The Cash Box Kings are part of the multi-ethnic, crossgenerational, Chicago-based community of musicians that includes the Killborn Alley Blues Band, guitarist Billy Flynn, producer/multi instrumentalist Gerry Hundt, and other like-minded souls. Like the others, the Kings put as much fire into country blues like the title track as they put back porch soul into its citified counterpart on tunes like guitarist Joel Paterson’s snaky “That’s My Gal” or the Stones’ “Off The Hook,” even meeting country music coming the other way on Hank Williams’ “Blues Come Round.”

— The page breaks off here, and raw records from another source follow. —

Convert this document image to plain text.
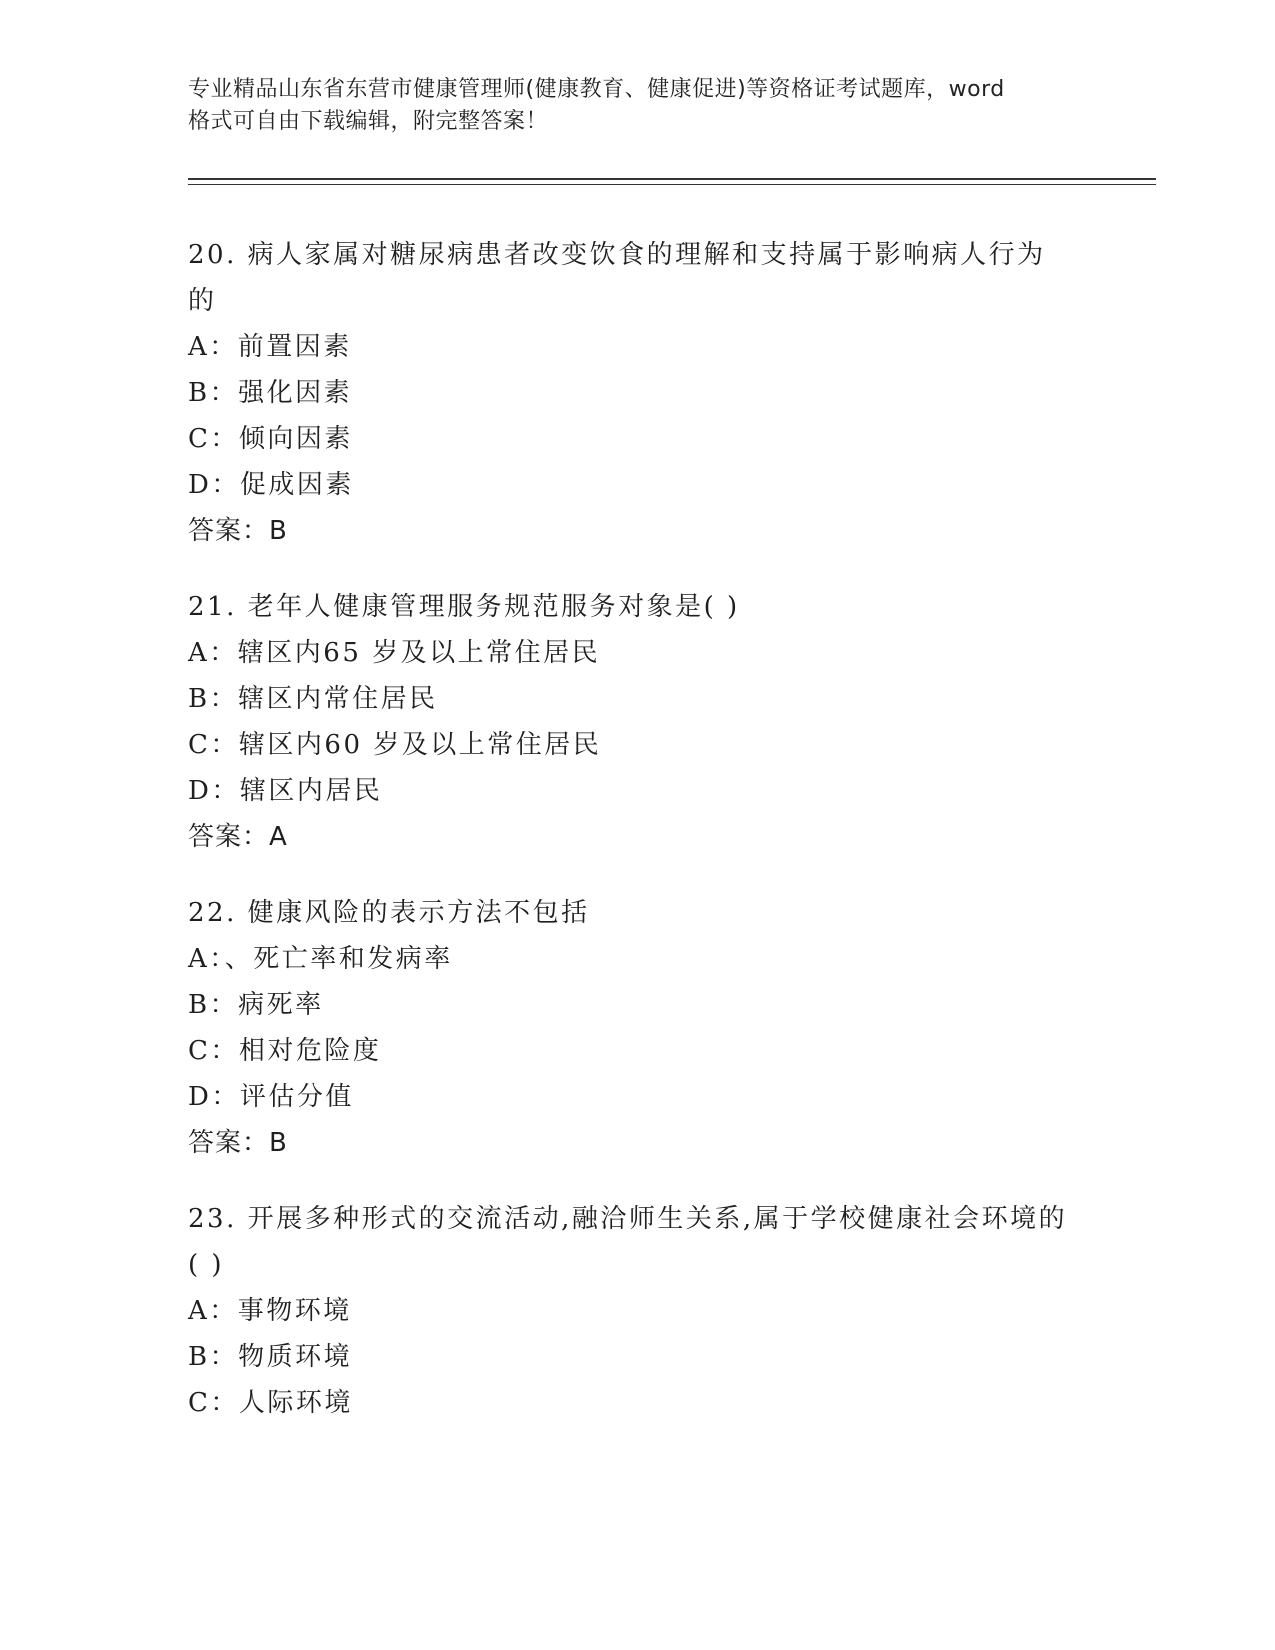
专业精品山东省东营市健康管理师(健康教育、健康促进)等资格证考试题库，word
格式可自由下载编辑，附完整答案！

20. 病人家属对糖尿病患者改变饮食的理解和支持属于影响病人行为的

A：前置因素

B：强化因素

C：倾向因素

D：促成因素

答案：B

21. 老年人健康管理服务规范服务对象是( )

A：辖区内65 岁及以上常住居民

B：辖区内常住居民

C：辖区内60 岁及以上常住居民

D：辖区内居民

答案：A

22. 健康风险的表示方法不包括

A：、死亡率和发病率

B：病死率

C：相对危险度

D：评估分值

答案：B

23. 开展多种形式的交流活动,融洽师生关系,属于学校健康社会环境的( )

A：事物环境

B：物质环境

C：人际环境
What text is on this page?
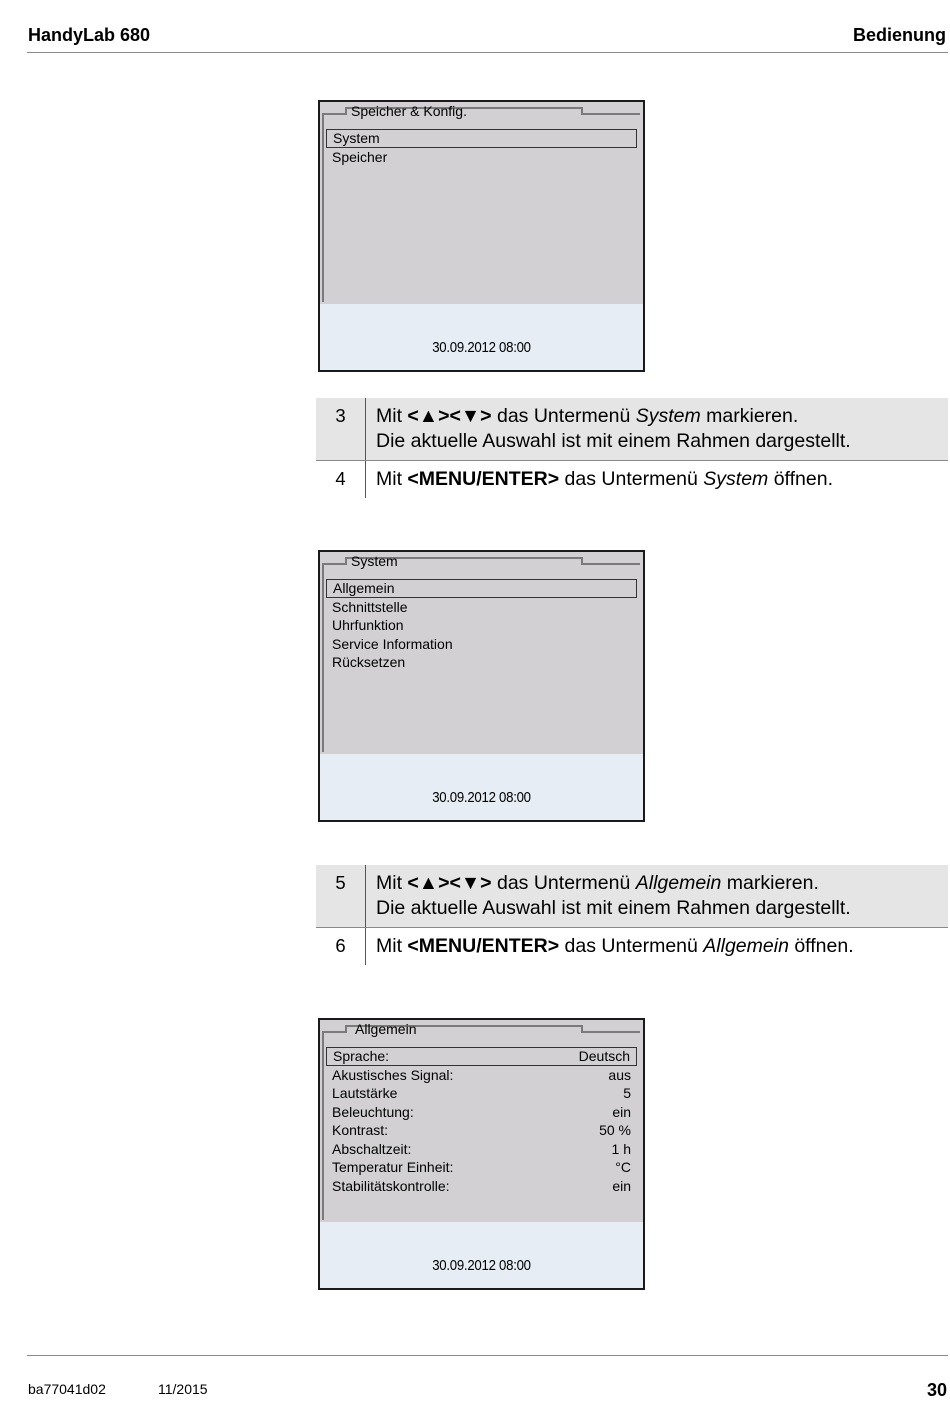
HandyLab 680	Bedienung
Speicher & Konfig.
System
Speicher
30.09.2012 08:00
3	Mit <▲><▼> das Untermenü System markieren.
Die aktuelle Auswahl ist mit einem Rahmen dargestellt.
4	Mit <MENU/ENTER> das Untermenü System öffnen.
System
Allgemein
Schnittstelle
Uhrfunktion
Service Information
Rücksetzen
30.09.2012 08:00
5	Mit <▲><▼> das Untermenü Allgemein markieren.
Die aktuelle Auswahl ist mit einem Rahmen dargestellt.
6	Mit <MENU/ENTER> das Untermenü Allgemein öffnen.
Allgemein
Sprache:	Deutsch
Akustisches Signal:	aus
Lautstärke	5
Beleuchtung:	ein
Kontrast:	50 %
Abschaltzeit:	1 h
Temperatur Einheit:	°C
Stabilitätskontrolle:	ein
30.09.2012 08:00
ba77041d02	11/2015	30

Good as much contemporary blues is, it’s often missing that unnamable “thing” that characterized the smoke and whiskey-fueled Kent Records early electrified blues of the 1940s and ’50s. Whatever that thing is, it’s here in abundance. It’s in vocalist/harmonica player Joe Nosek’s original shuffle “Fraulein On Paulina” and the old-timey “Hayseed Strut,” which has Flynn’s mandolin snug against gutbucket bass from Jimmy Sutton and piano from the aptly nicknamed Barrelhouse Chuck that is so spot-on you can smell the spilt beer and pig knuckles. And it’s in their take on Muddy Waters’ “Feel Like Going Home” – a tune that shows that even in one of possibly hundreds of cover versions and after many decades, the Great One’s mojo is still preternaturally strong.

Veteran singer Charles Wilson and Paterson are a spine-tingling combination punch on a bare-bones working of Lightnin’ Hopkins’ “Katie Mae” that at least ties Paterson for MVP honors with Nosek, who contributes several solid compositions like “Sara,” where he shows himself to be the quintessential guitar player’s harmonica man working in perfect tandem with Flynn and Paterson to the point where, at times, like on Paterson’s snaky “That’s My Gal,” it’s only the timbre of the instruments that distinguishes harp from guitar. Sutton’s vocal and Paterson’s guitar mesh similarly in “Oh My Baby’s Gone,” another Nosek original.

The Cash Box Kings’ blues conveys powerful joy, commitment, and connection to history, and reminds us that so much of America’s great music is delicious fruit from the same tree. When it’s as good as it is here, it’s all one can do to refrain from doing just what the album title suggests.